Ainsi, les changements en cours peuvent être vus comme une chance plutôt qu’un drame : ils sont le signe que la vie cherche sa voie. La vie ressort toujours grandie des difficultés passagères qu’elle peut rencontrer.
Guérir de la solastalgie : adopter un nouveau rapport au monde.
Si le temps écoulé depuis la formation de la Terre était comparé aux 24 heures d’une journée, l’Anthropocène correspondrait au dernier dixième de seconde de cette période. Cette donnée permet de relativiser la place de l’homme dans l’histoire de la planète, ainsi que son impact, qui est bien plus faible que celui d’une météorite qui viendrait percuter la planète. Le réchauffement climatique est en réalité bien plus brutal pour l’humanité que pour la Terre elle-même.

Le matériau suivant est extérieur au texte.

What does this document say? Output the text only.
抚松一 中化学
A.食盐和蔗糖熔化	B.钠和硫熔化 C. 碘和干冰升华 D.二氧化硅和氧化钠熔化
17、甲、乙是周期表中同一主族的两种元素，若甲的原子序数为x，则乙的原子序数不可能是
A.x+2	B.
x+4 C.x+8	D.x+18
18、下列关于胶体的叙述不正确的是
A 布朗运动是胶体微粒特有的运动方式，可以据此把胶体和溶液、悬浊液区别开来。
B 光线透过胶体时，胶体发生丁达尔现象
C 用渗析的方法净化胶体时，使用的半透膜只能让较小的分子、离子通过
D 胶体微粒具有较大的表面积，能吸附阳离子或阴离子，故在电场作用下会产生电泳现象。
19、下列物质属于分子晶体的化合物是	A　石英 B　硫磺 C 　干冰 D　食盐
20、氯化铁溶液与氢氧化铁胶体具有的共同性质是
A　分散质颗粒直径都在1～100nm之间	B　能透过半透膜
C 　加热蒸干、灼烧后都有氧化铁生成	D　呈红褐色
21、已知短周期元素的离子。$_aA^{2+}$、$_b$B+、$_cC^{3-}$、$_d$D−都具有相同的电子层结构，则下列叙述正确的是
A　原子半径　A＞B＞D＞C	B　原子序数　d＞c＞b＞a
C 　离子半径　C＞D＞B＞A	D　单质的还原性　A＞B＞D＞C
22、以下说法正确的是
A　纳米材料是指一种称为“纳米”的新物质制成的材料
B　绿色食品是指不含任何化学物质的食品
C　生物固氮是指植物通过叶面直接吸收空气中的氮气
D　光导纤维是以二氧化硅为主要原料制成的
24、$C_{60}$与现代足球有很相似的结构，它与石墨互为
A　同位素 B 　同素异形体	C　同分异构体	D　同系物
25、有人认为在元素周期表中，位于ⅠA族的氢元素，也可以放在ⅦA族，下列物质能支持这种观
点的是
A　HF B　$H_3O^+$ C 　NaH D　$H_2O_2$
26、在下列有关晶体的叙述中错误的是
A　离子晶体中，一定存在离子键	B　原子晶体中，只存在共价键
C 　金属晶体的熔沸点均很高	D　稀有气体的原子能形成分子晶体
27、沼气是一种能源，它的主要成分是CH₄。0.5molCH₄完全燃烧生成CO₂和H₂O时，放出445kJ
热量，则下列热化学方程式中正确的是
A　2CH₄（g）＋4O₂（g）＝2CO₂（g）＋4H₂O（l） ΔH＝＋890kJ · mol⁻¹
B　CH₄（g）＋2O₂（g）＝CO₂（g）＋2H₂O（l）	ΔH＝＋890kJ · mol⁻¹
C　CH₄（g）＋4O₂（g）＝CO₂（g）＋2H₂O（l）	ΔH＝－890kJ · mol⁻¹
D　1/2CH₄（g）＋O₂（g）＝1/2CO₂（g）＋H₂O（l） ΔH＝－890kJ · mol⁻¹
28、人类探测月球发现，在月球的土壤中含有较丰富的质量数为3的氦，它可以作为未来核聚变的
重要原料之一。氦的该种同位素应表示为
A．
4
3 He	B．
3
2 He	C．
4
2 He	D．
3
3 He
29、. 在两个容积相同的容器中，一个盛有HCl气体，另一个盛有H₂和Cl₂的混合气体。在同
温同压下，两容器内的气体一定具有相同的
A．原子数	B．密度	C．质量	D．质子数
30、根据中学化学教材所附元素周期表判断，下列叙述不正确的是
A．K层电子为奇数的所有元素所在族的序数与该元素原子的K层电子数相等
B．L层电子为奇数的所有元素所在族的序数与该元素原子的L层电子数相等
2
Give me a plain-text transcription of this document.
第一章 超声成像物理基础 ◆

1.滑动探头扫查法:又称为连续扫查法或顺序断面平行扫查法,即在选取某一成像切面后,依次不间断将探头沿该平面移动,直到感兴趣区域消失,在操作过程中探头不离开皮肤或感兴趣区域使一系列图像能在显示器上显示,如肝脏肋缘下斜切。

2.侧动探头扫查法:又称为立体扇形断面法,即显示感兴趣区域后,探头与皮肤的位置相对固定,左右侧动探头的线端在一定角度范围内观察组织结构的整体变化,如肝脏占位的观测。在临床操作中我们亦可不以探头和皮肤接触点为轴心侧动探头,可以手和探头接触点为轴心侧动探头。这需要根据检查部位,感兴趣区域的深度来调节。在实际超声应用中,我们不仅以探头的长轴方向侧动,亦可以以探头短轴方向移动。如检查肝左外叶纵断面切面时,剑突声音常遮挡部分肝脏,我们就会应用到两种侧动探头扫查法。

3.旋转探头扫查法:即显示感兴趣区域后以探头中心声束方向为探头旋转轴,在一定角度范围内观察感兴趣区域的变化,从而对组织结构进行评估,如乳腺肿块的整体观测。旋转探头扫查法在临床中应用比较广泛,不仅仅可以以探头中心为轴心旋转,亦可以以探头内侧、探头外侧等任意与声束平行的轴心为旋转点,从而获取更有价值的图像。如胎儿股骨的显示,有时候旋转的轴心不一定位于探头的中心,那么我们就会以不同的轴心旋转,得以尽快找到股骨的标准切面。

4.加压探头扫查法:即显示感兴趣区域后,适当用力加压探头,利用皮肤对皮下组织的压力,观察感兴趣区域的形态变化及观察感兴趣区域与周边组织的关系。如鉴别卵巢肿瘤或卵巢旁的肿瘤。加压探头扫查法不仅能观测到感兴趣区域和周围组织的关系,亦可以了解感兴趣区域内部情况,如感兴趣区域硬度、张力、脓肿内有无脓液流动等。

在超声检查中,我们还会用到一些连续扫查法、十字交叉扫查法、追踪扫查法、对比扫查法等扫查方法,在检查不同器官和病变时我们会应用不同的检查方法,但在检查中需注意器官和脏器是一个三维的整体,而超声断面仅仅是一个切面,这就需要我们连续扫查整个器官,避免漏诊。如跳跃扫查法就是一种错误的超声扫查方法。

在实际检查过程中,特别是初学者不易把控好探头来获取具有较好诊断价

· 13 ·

En réalité, l’époque que l’humanité est en train de vivre évoque le stade de l’adolescence : le processus d’individualisation entraîne chez l’adolescent l’illusion de la liberté, le désir d’autonomie, la tendance aux jugements tranchés et au rejet, ou encore des comportements à risque, des excès ainsi qu’une certaine fragilité pouvant aller jusqu’à la morbidité.
A ce titre, sentiment mêlé de toute-puissance et d’impuissance, peur de l’avenir, nostalgie du passé, désespoir et colère sont des caractéristiques des adolescents que nous sommes.
Guérir de la solastalgie consistera donc à entrer dans l’âge adulte : celui de la sagesse. Il s’agira de renoncer à nos illusions pour réintégrer notre vraie place au monde.
Il faudra :
- comprendre au lieu de juger,
- accepter au lieu de rejeter,
- aider au lieu de critiquer,
- cultiver l’espérance,
- retrouver une certaine forme de sobriété et de sérénité, loin de toute fausse ambition, illusion ou fanatisme,
- d’agir à sa mesure.
Ici, il n’est pas question de se désintéresser du monde ou de renoncer à agir. Au contraire, l’engagement écologique fait partie de la solution. Mais il faut savoir que cet engagement, s’il est empreint de colère ou de fanatisme, sera contre-productif. L’éthique doit donc diriger l’action.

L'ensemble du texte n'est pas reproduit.